Evaluation of bone surrogates for indirect and direct ballistic fractures.

The mechanism of injury for fractures to long bones has been studied for both direct ballistic loading as well as indirect. However, the majority of these studies have been conducted on both post-mortem human subjects (PMHS) and animal surrogates which have constraints in terms of storage, preparation and testing. The identification of a validated bone surrogate for use in forensic, medical and engineering testing would provide the ability to investigate ballistic loading without these constraints. Two specific bone surrogates, Sawbones and Synbone, were evaluated in comparison to PMHS for both direct and indirect ballistic loading. For the direct loading, the mean velocity to produce fracture was 121 ± 19 m/s for the PMHS, which was statistically different from the Sawbones (140 ± 7 m/s) and Synbone (146 ± 3 m/s).
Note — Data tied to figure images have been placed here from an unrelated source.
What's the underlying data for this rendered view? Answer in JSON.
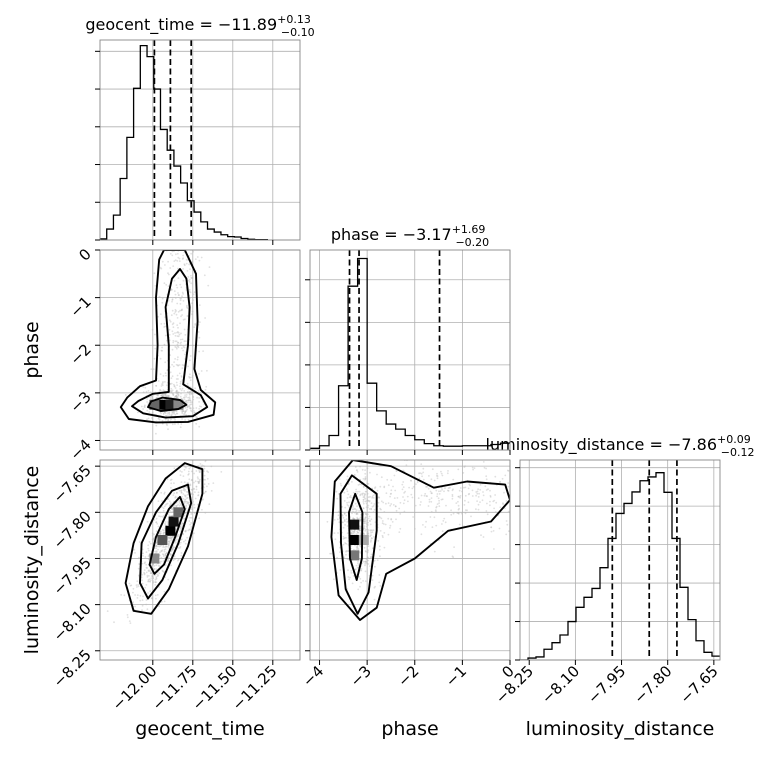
{
  "chart_data": [
    {
      "type": "histogram",
      "parameter": "geocent_time",
      "title_name": "geocent_time",
      "title_value": "−11.89",
      "title_plus": "+0.13",
      "title_minus": "−0.10",
      "xlim": [
        -12.33,
        -11.08
      ],
      "bin_edges": [
        -12.33,
        -12.288,
        -12.246,
        -12.204,
        -12.162,
        -12.12,
        -12.078,
        -12.036,
        -11.994,
        -11.952,
        -11.91,
        -11.868,
        -11.826,
        -11.784,
        -11.742,
        -11.7,
        -11.658,
        -11.616,
        -11.574,
        -11.532,
        -11.49,
        -11.448,
        -11.406,
        -11.364,
        -11.322,
        -11.28
      ],
      "counts": [
        0.3,
        2.9,
        6.6,
        16.3,
        27.2,
        40.2,
        51.5,
        48.6,
        40.0,
        29.3,
        23.8,
        19.6,
        15.1,
        10.4,
        7.4,
        4.8,
        2.9,
        2.1,
        1.4,
        0.9,
        0.8,
        0.4,
        0.2,
        0.1,
        0.1
      ],
      "ylim": [
        0,
        53
      ],
      "quantiles": [
        -11.99,
        -11.89,
        -11.76
      ],
      "yticks": [
        0,
        10,
        20,
        30,
        40,
        50
      ]
    },
    {
      "type": "histogram",
      "parameter": "phase",
      "title_name": "phase",
      "title_value": "−3.17",
      "title_plus": "+1.69",
      "title_minus": "−0.20",
      "xlim": [
        -4.2,
        0
      ],
      "bin_edges": [
        -4.2,
        -4.0,
        -3.8,
        -3.6,
        -3.4,
        -3.2,
        -3.0,
        -2.8,
        -2.6,
        -2.4,
        -2.2,
        -2.0,
        -1.8,
        -1.6,
        -1.4,
        -1.2,
        -1.0,
        -0.8,
        -0.6,
        -0.4,
        -0.2,
        0
      ],
      "counts": [
        0.4,
        1.0,
        3.4,
        15.1,
        38.5,
        45.0,
        15.7,
        9.2,
        6.1,
        4.9,
        3.4,
        2.4,
        1.5,
        1.0,
        0.9,
        0.9,
        1.0,
        1.0,
        1.0,
        1.3,
        1.6
      ],
      "ylim": [
        0,
        47
      ],
      "quantiles": [
        -3.37,
        -3.17,
        -1.48
      ],
      "yticks": [
        0,
        10,
        20,
        30,
        40
      ]
    },
    {
      "type": "histogram",
      "parameter": "luminosity_distance",
      "title_name": "luminosity_distance",
      "title_value": "−7.86",
      "title_plus": "+0.09",
      "title_minus": "−0.12",
      "xlim": [
        -8.28,
        -7.63
      ],
      "bin_edges": [
        -8.28,
        -8.254,
        -8.228,
        -8.202,
        -8.176,
        -8.15,
        -8.124,
        -8.098,
        -8.072,
        -8.046,
        -8.02,
        -7.994,
        -7.968,
        -7.942,
        -7.916,
        -7.89,
        -7.864,
        -7.838,
        -7.812,
        -7.786,
        -7.76,
        -7.734,
        -7.708,
        -7.682,
        -7.656,
        -7.63
      ],
      "counts": [
        0,
        0.5,
        0.8,
        2.8,
        4.5,
        6.5,
        10.0,
        13.7,
        16.3,
        18.6,
        24.0,
        31.6,
        38.1,
        40.7,
        43.7,
        46.6,
        47.6,
        48.7,
        43.6,
        31.6,
        18.9,
        10.5,
        5.0,
        2.0,
        1.0
      ],
      "ylim": [
        0,
        52
      ],
      "quantiles": [
        -7.98,
        -7.86,
        -7.77
      ],
      "yticks": [
        0,
        10,
        20,
        30,
        40,
        50
      ]
    },
    {
      "type": "scatter",
      "x_param": "geocent_time",
      "y_param": "phase",
      "xlim": [
        -12.33,
        -11.08
      ],
      "ylim": [
        -4.2,
        0
      ],
      "cluster_center": [
        -11.89,
        -3.25
      ],
      "contours": [
        {
          "level": "inner",
          "points": [
            [
              -12.01,
              -3.18
            ],
            [
              -11.94,
              -3.1
            ],
            [
              -11.83,
              -3.15
            ],
            [
              -11.79,
              -3.25
            ],
            [
              -11.84,
              -3.34
            ],
            [
              -11.95,
              -3.38
            ],
            [
              -12.03,
              -3.3
            ]
          ]
        },
        {
          "level": "middle",
          "points": [
            [
              -12.09,
              -3.17
            ],
            [
              -12.0,
              -3.02
            ],
            [
              -11.9,
              -2.98
            ],
            [
              -11.9,
              -2.0
            ],
            [
              -11.92,
              -1.2
            ],
            [
              -11.88,
              -0.6
            ],
            [
              -11.83,
              -0.4
            ],
            [
              -11.79,
              -0.6
            ],
            [
              -11.77,
              -1.2
            ],
            [
              -11.78,
              -2.0
            ],
            [
              -11.81,
              -2.82
            ],
            [
              -11.7,
              -3.05
            ],
            [
              -11.66,
              -3.3
            ],
            [
              -11.75,
              -3.49
            ],
            [
              -11.92,
              -3.52
            ],
            [
              -12.06,
              -3.43
            ],
            [
              -12.13,
              -3.28
            ]
          ]
        },
        {
          "level": "outer",
          "points": [
            [
              -12.16,
              -3.1
            ],
            [
              -12.08,
              -2.86
            ],
            [
              -11.98,
              -2.74
            ],
            [
              -11.97,
              -2.0
            ],
            [
              -11.98,
              -1.0
            ],
            [
              -11.96,
              -0.2
            ],
            [
              -11.93,
              0.0
            ],
            [
              -11.8,
              0.0
            ],
            [
              -11.73,
              -0.5
            ],
            [
              -11.72,
              -1.5
            ],
            [
              -11.74,
              -2.5
            ],
            [
              -11.7,
              -2.94
            ],
            [
              -11.61,
              -3.2
            ],
            [
              -11.62,
              -3.46
            ],
            [
              -11.78,
              -3.61
            ],
            [
              -11.98,
              -3.62
            ],
            [
              -12.15,
              -3.55
            ],
            [
              -12.2,
              -3.3
            ]
          ]
        }
      ],
      "pixels": [
        {
          "x": -11.94,
          "y": -3.25,
          "shade": "#000000"
        },
        {
          "x": -11.89,
          "y": -3.25,
          "shade": "#222222"
        },
        {
          "x": -11.99,
          "y": -3.25,
          "shade": "#666666"
        },
        {
          "x": -11.84,
          "y": -3.25,
          "shade": "#888888"
        }
      ]
    },
    {
      "type": "scatter",
      "x_param": "geocent_time",
      "y_param": "luminosity_distance",
      "xlim": [
        -12.33,
        -11.08
      ],
      "ylim": [
        -8.28,
        -7.63
      ],
      "cluster_center": [
        -11.89,
        -7.86
      ],
      "contours": [
        {
          "level": "inner",
          "points": [
            [
              -12.02,
              -7.97
            ],
            [
              -11.98,
              -7.88
            ],
            [
              -11.9,
              -7.79
            ],
            [
              -11.83,
              -7.75
            ],
            [
              -11.8,
              -7.79
            ],
            [
              -11.86,
              -7.88
            ],
            [
              -11.93,
              -7.97
            ],
            [
              -11.99,
              -8.0
            ]
          ]
        },
        {
          "level": "middle",
          "points": [
            [
              -12.08,
              -8.03
            ],
            [
              -12.07,
              -7.9
            ],
            [
              -11.98,
              -7.8
            ],
            [
              -11.88,
              -7.73
            ],
            [
              -11.78,
              -7.71
            ],
            [
              -11.76,
              -7.77
            ],
            [
              -11.84,
              -7.9
            ],
            [
              -11.94,
              -8.02
            ],
            [
              -12.03,
              -8.08
            ]
          ]
        },
        {
          "level": "outer",
          "points": [
            [
              -12.17,
              -8.03
            ],
            [
              -12.12,
              -7.9
            ],
            [
              -12.03,
              -7.78
            ],
            [
              -11.92,
              -7.69
            ],
            [
              -11.8,
              -7.64
            ],
            [
              -11.69,
              -7.66
            ],
            [
              -11.69,
              -7.74
            ],
            [
              -11.78,
              -7.91
            ],
            [
              -11.9,
              -8.05
            ],
            [
              -12.01,
              -8.13
            ],
            [
              -12.12,
              -8.12
            ]
          ]
        }
      ],
      "pixels": [
        {
          "x": -11.89,
          "y": -7.86,
          "shade": "#000000"
        },
        {
          "x": -11.87,
          "y": -7.83,
          "shade": "#111111"
        },
        {
          "x": -11.94,
          "y": -7.89,
          "shade": "#555555"
        },
        {
          "x": -11.84,
          "y": -7.8,
          "shade": "#666666"
        },
        {
          "x": -11.99,
          "y": -7.95,
          "shade": "#888888"
        }
      ]
    },
    {
      "type": "scatter",
      "x_param": "phase",
      "y_param": "luminosity_distance",
      "xlim": [
        -4.2,
        0
      ],
      "ylim": [
        -8.28,
        -7.63
      ],
      "cluster_center": [
        -3.17,
        -7.86
      ],
      "contours": [
        {
          "level": "inner",
          "points": [
            [
              -3.36,
              -7.95
            ],
            [
              -3.38,
              -7.8
            ],
            [
              -3.25,
              -7.74
            ],
            [
              -3.1,
              -7.8
            ],
            [
              -3.11,
              -7.95
            ],
            [
              -3.22,
              -8.02
            ]
          ]
        },
        {
          "level": "middle",
          "points": [
            [
              -3.55,
              -7.9
            ],
            [
              -3.56,
              -7.74
            ],
            [
              -3.32,
              -7.68
            ],
            [
              -2.8,
              -7.74
            ],
            [
              -2.8,
              -7.86
            ],
            [
              -2.97,
              -8.06
            ],
            [
              -3.2,
              -8.13
            ],
            [
              -3.45,
              -8.05
            ]
          ]
        },
        {
          "level": "outer",
          "points": [
            [
              -3.75,
              -7.88
            ],
            [
              -3.68,
              -7.7
            ],
            [
              -3.3,
              -7.63
            ],
            [
              -2.5,
              -7.65
            ],
            [
              -1.6,
              -7.72
            ],
            [
              -0.9,
              -7.7
            ],
            [
              -0.1,
              -7.71
            ],
            [
              0.0,
              -7.76
            ],
            [
              -0.4,
              -7.83
            ],
            [
              -1.3,
              -7.86
            ],
            [
              -2.0,
              -7.95
            ],
            [
              -2.6,
              -8.0
            ],
            [
              -2.8,
              -8.11
            ],
            [
              -3.15,
              -8.15
            ],
            [
              -3.6,
              -8.07
            ]
          ]
        }
      ],
      "pixels": [
        {
          "x": -3.27,
          "y": -7.89,
          "shade": "#000000"
        },
        {
          "x": -3.27,
          "y": -7.84,
          "shade": "#111111"
        },
        {
          "x": -3.27,
          "y": -7.94,
          "shade": "#777777"
        },
        {
          "x": -3.07,
          "y": -7.89,
          "shade": "#aaaaaa"
        }
      ]
    }
  ],
  "axes": {
    "geocent_time": {
      "label": "geocent_time",
      "ticks": [
        -12.0,
        -11.75,
        -11.5,
        -11.25
      ],
      "ticklabels": [
        "−12.00",
        "−11.75",
        "−11.50",
        "−11.25"
      ]
    },
    "phase": {
      "label": "phase",
      "ticks": [
        -4,
        -3,
        -2,
        -1,
        0
      ],
      "ticklabels": [
        "−4",
        "−3",
        "−2",
        "−1",
        "0"
      ]
    },
    "luminosity_distance": {
      "label": "luminosity_distance",
      "ticks": [
        -8.25,
        -8.1,
        -7.95,
        -7.8,
        -7.65
      ],
      "ticklabels": [
        "−8.25",
        "−8.10",
        "−7.95",
        "−7.80",
        "−7.65"
      ]
    }
  },
  "colors": {
    "line": "#000000",
    "grid": "#b0b0b0",
    "scatter": "#bbbbbb"
  }
}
The average distance to fracture in the indirect loading was .70 cm for the PMHS. The Synbone had a statistically similar average distance to fracture (.61 cm, p=0.54) however the Sawbones average distance to fracture was statistically different (.41 cm, p<0.05). Fractures patterns were found to be comparable to the PMHS for tests conducted with Synbones, however the input parameters were slightly varied to produce similar results. The fractures patterns with the Sawbones were not found to be as comparable to the PMHS. An ideal bone surrogate for ballistic testing was not identified and future work is warranted.